Gate Square “Creator Certification Incentive Program” — Recruiting Outstanding Creators!
Join now, share quality content, and compete for over $10,000 in monthly rewards.
How to Apply:
1️⃣ Open the App → Tap [Square] at the bottom → Click your [avatar] in the top right.
2️⃣ Tap [Get Certified], submit your application, and wait for approval.
Apply Now: https://www.gate.com/questionnaire/7159
Token rewards, exclusive Gate merch, and traffic exposure await you!
Details: https://www.gate.com/announcements/article/47889
Pictet Asset Management recently issued a warning: the US Treasury yield curve term premium (the extra yield for long-term bonds compared to short-term bonds) is at an unusually low level. What does this mean? Simply put, investors are not being adequately compensated for holding US bonds long-term.

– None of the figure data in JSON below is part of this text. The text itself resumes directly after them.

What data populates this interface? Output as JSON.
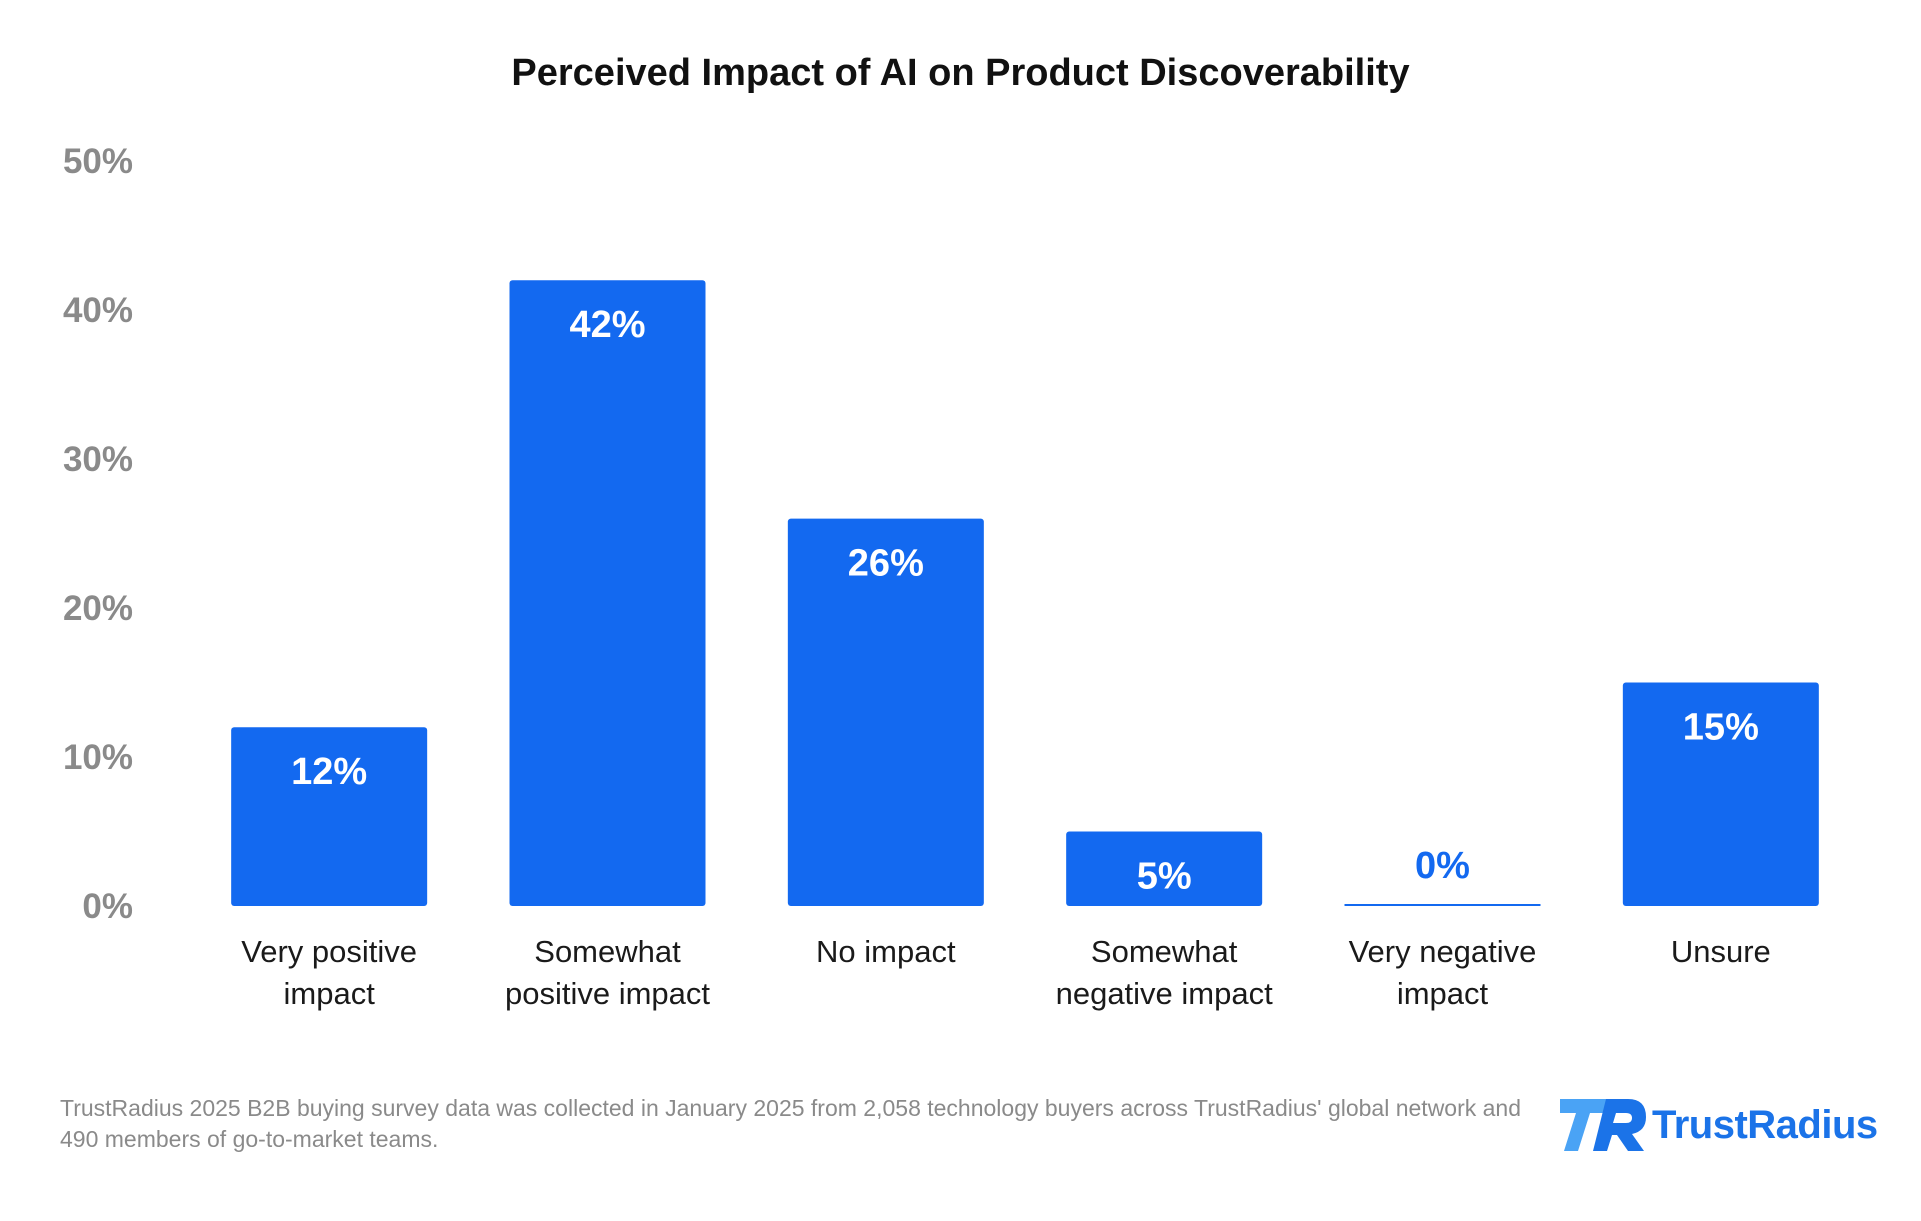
{
  "chart_data": {
    "type": "bar",
    "title": "Perceived Impact of AI on Product Discoverability",
    "categories": [
      [
        "Very positive",
        "impact"
      ],
      [
        "Somewhat",
        "positive impact"
      ],
      [
        "No impact"
      ],
      [
        "Somewhat",
        "negative impact"
      ],
      [
        "Very negative",
        "impact"
      ],
      [
        "Unsure"
      ]
    ],
    "values": [
      12,
      42,
      26,
      5,
      0,
      15
    ],
    "data_labels": [
      "12%",
      "42%",
      "26%",
      "5%",
      "0%",
      "15%"
    ],
    "y_ticks": [
      "0%",
      "10%",
      "20%",
      "30%",
      "40%",
      "50%"
    ],
    "ylim": [
      0,
      50
    ],
    "ylabel": "",
    "xlabel": "",
    "grid": false,
    "legend": "none",
    "bar_color": "#1369f0",
    "inside_label_color": "#ffffff",
    "outside_label_color": "#1369f0"
  },
  "footnote": "TrustRadius 2025 B2B buying survey data was collected in January 2025 from 2,058 technology buyers across TrustRadius' global network and 490 members of go-to-market teams.",
  "brand": {
    "name": "TrustRadius",
    "icon": "trustradius-logo-icon",
    "colors": [
      "#1b73e8",
      "#4aa3f5"
    ]
  }
}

Where are the risks? Once US policy goes wrong—such as economic data deteriorating or central bank decisions being inappropriate—the market could trigger a sell-off. At that point, yields will be forced higher, which would be a nightmare for bondholders.
What are the current expectations for the 10-year yield? Institutions believe there is a clear mismatch here. Low term premium combined with policy uncertainty often signals an upcoming market adjustment. For crypto assets, rising long-term interest rates usually mean risk assets are under pressure. So, this signal is worth paying attention to.